Desse Solstício Lento


        Eu vejo a fumaça como saindo dos meus dedos, o cigarro já se apaga. A escada de incêndio é meu refúgio essa noite e tem sido há alguns invernos gélidos como o atual. Coloco a bituca no parapeito da janela, para aumentar o montinho... que é de cinzas como essa época do ano; desvanecendo melancólica, bucólica. Agrada-me. Agrava-me. Porque eu espero, eu tenho esperado pela primavera a cada dia desse inverno e durante todos os últimos anos. Eu espero, resignada. Simples.
        E como dói ver o outono chegar, tão lindo, tão suave. É o meu preferido, mas dói... e talvez me agrade por ser assim. Porque ao menos ele me faz sentir, sentir, sentir não se sabe o quê. Ele me belisca, me rodeia, me acorda e diz pra eu aproveitar que o inverno já chega. Então eu me ponho viva no outono, eu o saboreio. Urgentemente! Até tiro um tempo para assistir ao pôr-do-sol, porque é a sua época mais linda, mais saudosa.
        Mas é por aquele motivo que o outono dói: porque o inverno já chega e traz consigo a espera. Aí não há nada além dela. Eu só espero. Espero a primavera dar o ar de suas graças, com seus sorrisos de flor e o cheiro agridoce do ar. Do amar. Do sonhar. Na primavera é quando eu sonho, porque sonhar combina com o canto dos pássaros pela manhã e os jasmins doces que crescem por aí. Então vem o verão e eu só sou, porque o verão não me é nada. Não o admiro, digo com sinceridade. O verão me incomoda, descarto-o (se pudesse).

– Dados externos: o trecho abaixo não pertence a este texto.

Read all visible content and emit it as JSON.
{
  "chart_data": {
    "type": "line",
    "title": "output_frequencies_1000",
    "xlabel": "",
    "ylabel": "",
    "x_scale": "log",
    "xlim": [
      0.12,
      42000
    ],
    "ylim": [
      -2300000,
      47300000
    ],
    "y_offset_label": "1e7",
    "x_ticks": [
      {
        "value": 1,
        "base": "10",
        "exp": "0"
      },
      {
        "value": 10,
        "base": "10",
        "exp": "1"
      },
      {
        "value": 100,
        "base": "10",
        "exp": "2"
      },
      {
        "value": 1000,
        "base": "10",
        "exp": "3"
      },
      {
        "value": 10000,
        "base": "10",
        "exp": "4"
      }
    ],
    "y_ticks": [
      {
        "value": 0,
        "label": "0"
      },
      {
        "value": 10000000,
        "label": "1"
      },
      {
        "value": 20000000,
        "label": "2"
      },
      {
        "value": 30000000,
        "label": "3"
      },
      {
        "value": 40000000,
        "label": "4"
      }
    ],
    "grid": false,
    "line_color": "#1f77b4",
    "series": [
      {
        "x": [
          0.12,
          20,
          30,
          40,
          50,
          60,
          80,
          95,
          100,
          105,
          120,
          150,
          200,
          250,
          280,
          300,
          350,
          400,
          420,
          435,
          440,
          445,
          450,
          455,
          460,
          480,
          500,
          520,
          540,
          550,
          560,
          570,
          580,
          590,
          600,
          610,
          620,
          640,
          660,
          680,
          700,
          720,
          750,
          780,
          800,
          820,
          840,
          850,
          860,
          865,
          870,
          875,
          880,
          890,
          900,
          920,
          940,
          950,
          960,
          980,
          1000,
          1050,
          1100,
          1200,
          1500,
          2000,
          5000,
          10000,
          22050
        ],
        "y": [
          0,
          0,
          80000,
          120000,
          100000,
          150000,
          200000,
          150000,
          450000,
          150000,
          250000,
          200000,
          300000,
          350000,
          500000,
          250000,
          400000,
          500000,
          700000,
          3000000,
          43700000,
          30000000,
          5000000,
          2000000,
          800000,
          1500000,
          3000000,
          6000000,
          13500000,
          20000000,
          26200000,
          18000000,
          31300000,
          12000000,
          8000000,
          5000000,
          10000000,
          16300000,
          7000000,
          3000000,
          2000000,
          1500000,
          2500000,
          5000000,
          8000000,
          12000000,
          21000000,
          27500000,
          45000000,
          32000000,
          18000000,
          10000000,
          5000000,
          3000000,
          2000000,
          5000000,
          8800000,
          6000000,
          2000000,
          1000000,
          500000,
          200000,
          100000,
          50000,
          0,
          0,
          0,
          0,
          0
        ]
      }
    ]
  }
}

        Embora não haja nada pior do que o inverno, porque eu o amo e o odeio. E isso corrói. É a época dos crescimentos, dizem: quando o frio toma conta, aprende-se que no pior das vezes, esquenta-se com papelão velho (sonho na primavera, que no inverno tenha ao menos papelão velho). Mas aí, ai de mim, tem o  outono; o brincalhão favorito que alaranja as folhas, que bom gosto o dele! Então eu esqueço de imaginar e desejar, esqueço de esperar, esqueço de somente ser e me largo a viver. Viver. Vim ver. Vejo e é com olhos de criança: poéticos. Mas issó só acontece no outono, fazer poesia fácil da simplicidade. Porque ele me inspira - como a lua cheia se esforça por fazer. Tenho essa paixão, o outono. E no inverno, um eterno esperar.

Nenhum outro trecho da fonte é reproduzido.